Sublime Text 2's "Goto Anything" (or instant search) for Emacs?

Vicky Chijwani picture Vicky Chijwani · Feb 6, 2013 · Viewed 8.3k times · Source

I tried out Sublime Text 2 recently, and I found Goto Anything superbly useful for navigating source code (Ctrl-P file@symbol seems to work really well). Is there something similar for Emacs? Preferably something that just works, without a ton of custom elisp.

What I've tried so far:

  1. I've seen Helm and Anything, but as far as I understand neither of them is capable of actual "instant" search (see edit below).

  2. I've used multi-occur-in-matching-buffers, but it too seems unable to satisfy the "instant" criterion.

  3. imenu / idomenu works well for single files, but doesn't work across files.

I currently use #2 and #3 together, as a poor substitute for Goto Anything.

If not an exact clone of Goto Anything, then I could make do with a naive instant search solution (one that searches for a given string across all open buffers and displays results dynamically). So that's acceptable too.

I use Emacs 24.2, so any v24-only elisp is also fine.

EDIT: I gave Helm another shot, at event_jr's suggestion, and I found that it does support instant searching across all open buffers. helm-multi-occur + helm-follow-mode comes surprisingly close to meeting my needs, the only minor issues being (at the risk of sounding nit-picky):

  • I haven't found a way to turn on helm-follow-mode automatically when I run helm-multi-occur. I have to invoke it manually with C-c C-f. Anyone care to take a shot at this with a snippet of elisp? (see edit #2 below)

  • it isn't "intelligent" like ST2's Goto Anything (i.e., it doesn't understand "symbols" in source code, like Goto Anything does).

EDIT #2: Now I've got most of Goto Anything, thanks to event_jr's answer below (and of course, thanks to Helm's creator, Thierry Volpiatto). I recommend it heartily to anyone looking for a similar feature. Below is the elisp I'm currently using:

;; instant recursive grep on a directory with helm
(defun instant-rgrep-using-helm ()
  "Recursive grep in a directory."
  (interactive)
  (let ((helm-after-initialize-hook #'helm-follow-mode))
    (helm-do-grep)))


;; instant search across all buffers with helm
(defun instant-search-using-helm ()
  "Multi-occur in all buffers backed by files."
  (interactive)
  (let ((helm-after-initialize-hook #'helm-follow-mode))
    (helm-multi-occur
     (delq nil
           (mapcar (lambda (b)
                     (when (buffer-file-name b) (buffer-name b)))
                   (buffer-list))))))

;; set keybindings
(global-set-key (kbd "C-M-s") 'instant-search-using-helm)
(global-set-key (kbd "C-M-S-s") 'helm-resume)
(global-set-key (kbd "C-M-g") 'instant-rgrep-using-helm)

Answer

event_jr picture event_jr · Feb 6, 2013

Just use helm.

It is perhaps more configuration than you asked for, but once you get it configured how you like, it should be quite comfortable. Very much like Emacs ;).

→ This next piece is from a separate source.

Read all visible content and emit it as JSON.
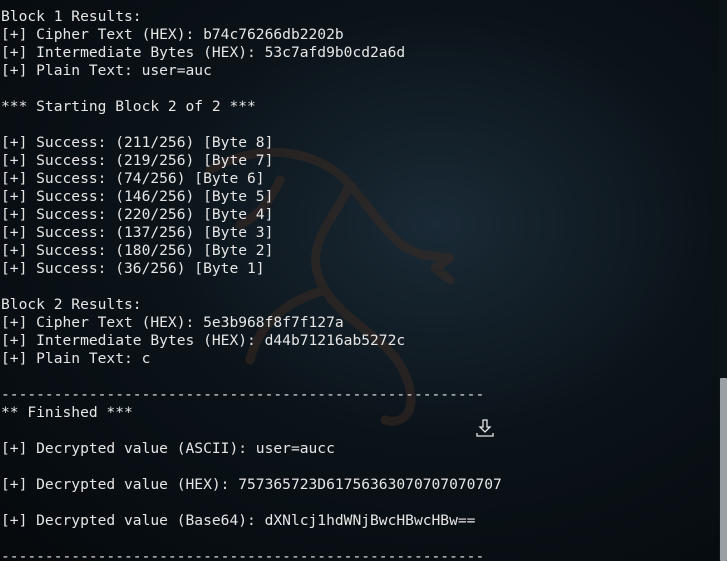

And you should file a bug with Thierry for getting some more newbie friendly defaults. He is quite responsive with issues.

helm-multi-occur

Primarily multi-buffer interactive "occur" is provided through helm-multi-occur. If you execute the command, you'll notice that you have to pick some buffers first (use C-SPC to select from the list, M-SPC to select all). Then you can enter your query at the next prompt. It's easy to make your own version that skips the buffer selection like so:

(eval-after-load "helm-regexp"
    '(setq helm-source-moccur
           (helm-make-source "Moccur"
               'helm-source-multi-occur :follow 1)))

(defun my-helm-multi-all ()
  "multi-occur in all buffers backed by files."
  (interactive)
  (helm-multi-occur
   (delq nil
         (mapcar (lambda (b)
                   (when (buffer-file-name b) (buffer-name b)))
                 (buffer-list)))))

helm-buffers-list

Often you don't care about the exact occurrences of the query string, but want a list of all buffers that contain it.

helm-buffers-list has some tricks up its sleeve. The first symbol you specify is filtering by major-mode, and you can use the "@" prefix to narrow the list to buffers that contain a string.

To wit, "ruby @prompt" will show you a list of buffers whose major-mode contains "ruby" and whose contents contains "prompt". Or you can just use "@prompt" to show all buffers that contain "prompt".


Powerful and comfortable once you get used to it.


EDIT modified my-helm-multi-all to enable helm-follow-mode.

EDIT 2 update helm-follow-mode code to reflect helm changes.